I'm just going to take a WAG and say the Wright Brothers, 1903.

I know that's not correct, but I think I'm pretty close on the year. And I'm pretty sure it wasn't used in an automobile.


----------



## moconnor (Jul 26, 2008)

Hello:

I was recently watching an autorace (F1 or ALMS) and I think this topic came up. They mentioned IIRC, that the French automaker Peugeot was one of the first to manufacture a 4 valve per cylinder DOHC engine.

Regards,
Mike


----------



## djc (Jul 26, 2008)

I have half an idea it might have been NSU, sometime in the thirties, but can't find anything to confirm this. Interestingly, I did find a 4VPC 1912 Indian, but that's pushrods.


----------



## moconnor (Jul 26, 2008)

Hello:

Was it the Peugeot Grand Prix engine in 1913? ???

Regards,
Mike


----------



## CrewCab (Jul 26, 2008)

Fiat in 1912 ??? ............. just a wild guess 

CC


----------



## CrewCab (Jul 26, 2008)

John Stevenson  said:
			
		

> 4 valve per cylinder twin DOHC a



Ang' on ............... : is this a trick question ........ "twin" DOHC" ........ is that 4 camshaft's then ???

 CC


----------



## bentprop (Aug 1, 2008)

There's no fooling you,is there,CC? :big:
I'm assuming John is referring to a twin cylinder engine,with double overhead cams.I would think this would have to be a bike engine,so I'm going to say Vostok!
http://www.autosoviet.altervista.org/ENGLISH-automotorusse-vostok.htm
Though I'm not too sure about the 4 valves requirement.
The first dohc in a car must be the 1912 FIAT racer.But again,I don't know if they used a 4 valve layout.
Come on,John,put us out of our misery ;D


----------



## ksouers (Jan 4, 2009)

Hey John!

What was the answer??


Kevin


----------



## Metal Mickey (Jan 5, 2009)

Yes John, ditto...

By the way are you the John thats the specialist with CNC conversions in the UK?

Mike (Metal Mickey)


----------



## John S (Jan 5, 2009)

Sorry, forgot this thread was still running.

Mike got the right answer, it was Peugeot in 1913.
He's a picture of the bike, non survive but I did hear of bits of one in the Euipen area of Belgium but never managed to track it down.







Very modern really for it's year, outboard clutch etc.

Fiat did do a DOHC a year earlier in 1912 but it was only 2 valves per cylinder and is regarded as the first DOHC.

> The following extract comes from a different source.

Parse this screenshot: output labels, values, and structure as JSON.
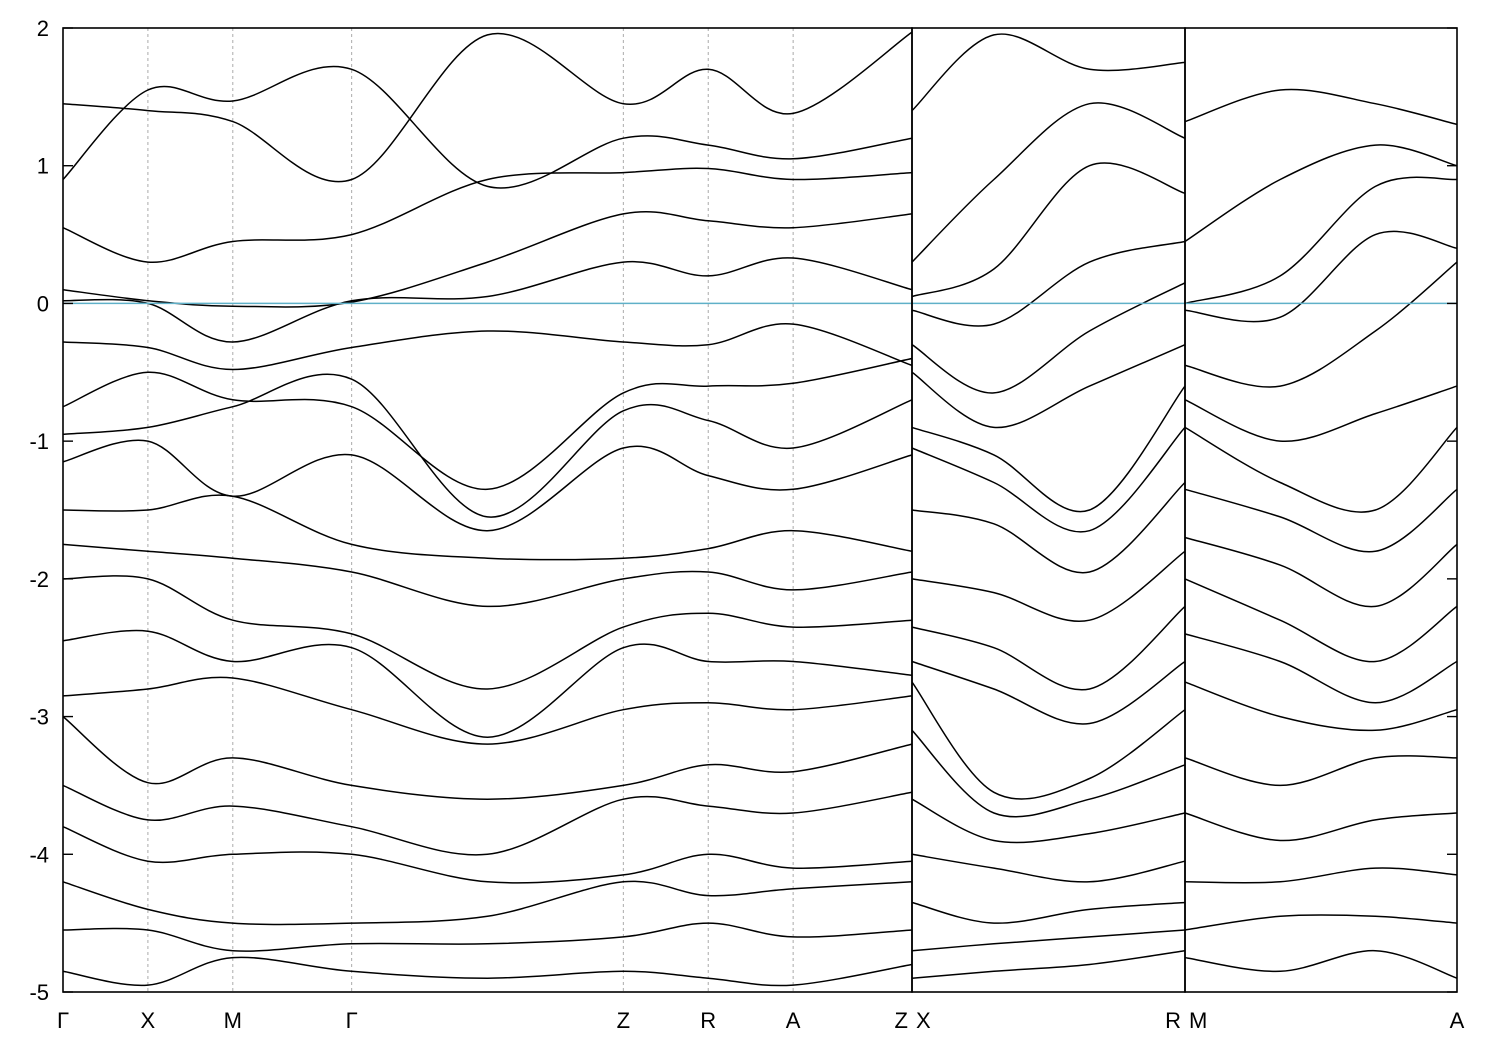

Yes Mickey I have had a lot to do with UK CNC conversions


----------



## Metal Mickey (Jan 5, 2009)

Hmmmmmmm very interesting.........must talk one day.......(when I rob the next bank! or sell SWMBO!)


----------



## Stan (Jan 5, 2009)

There have many suggestions on how to make money from a home shop. This is the first time anyone suggested pimping your spouse.  ;D


----------



## Metal Mickey (Jan 5, 2009)

Just shows I have my priorities right! :big:


----------



## raggle (Dec 14, 2009)

yes I know, it's a very old topic but I didn't want to start a new one.

I've had that pic on view for months and I agree with John's comment that it looked so modern. Very rideable in fact.

Put somebody please tell me ... When DID they invent the front brake?

Ray


----------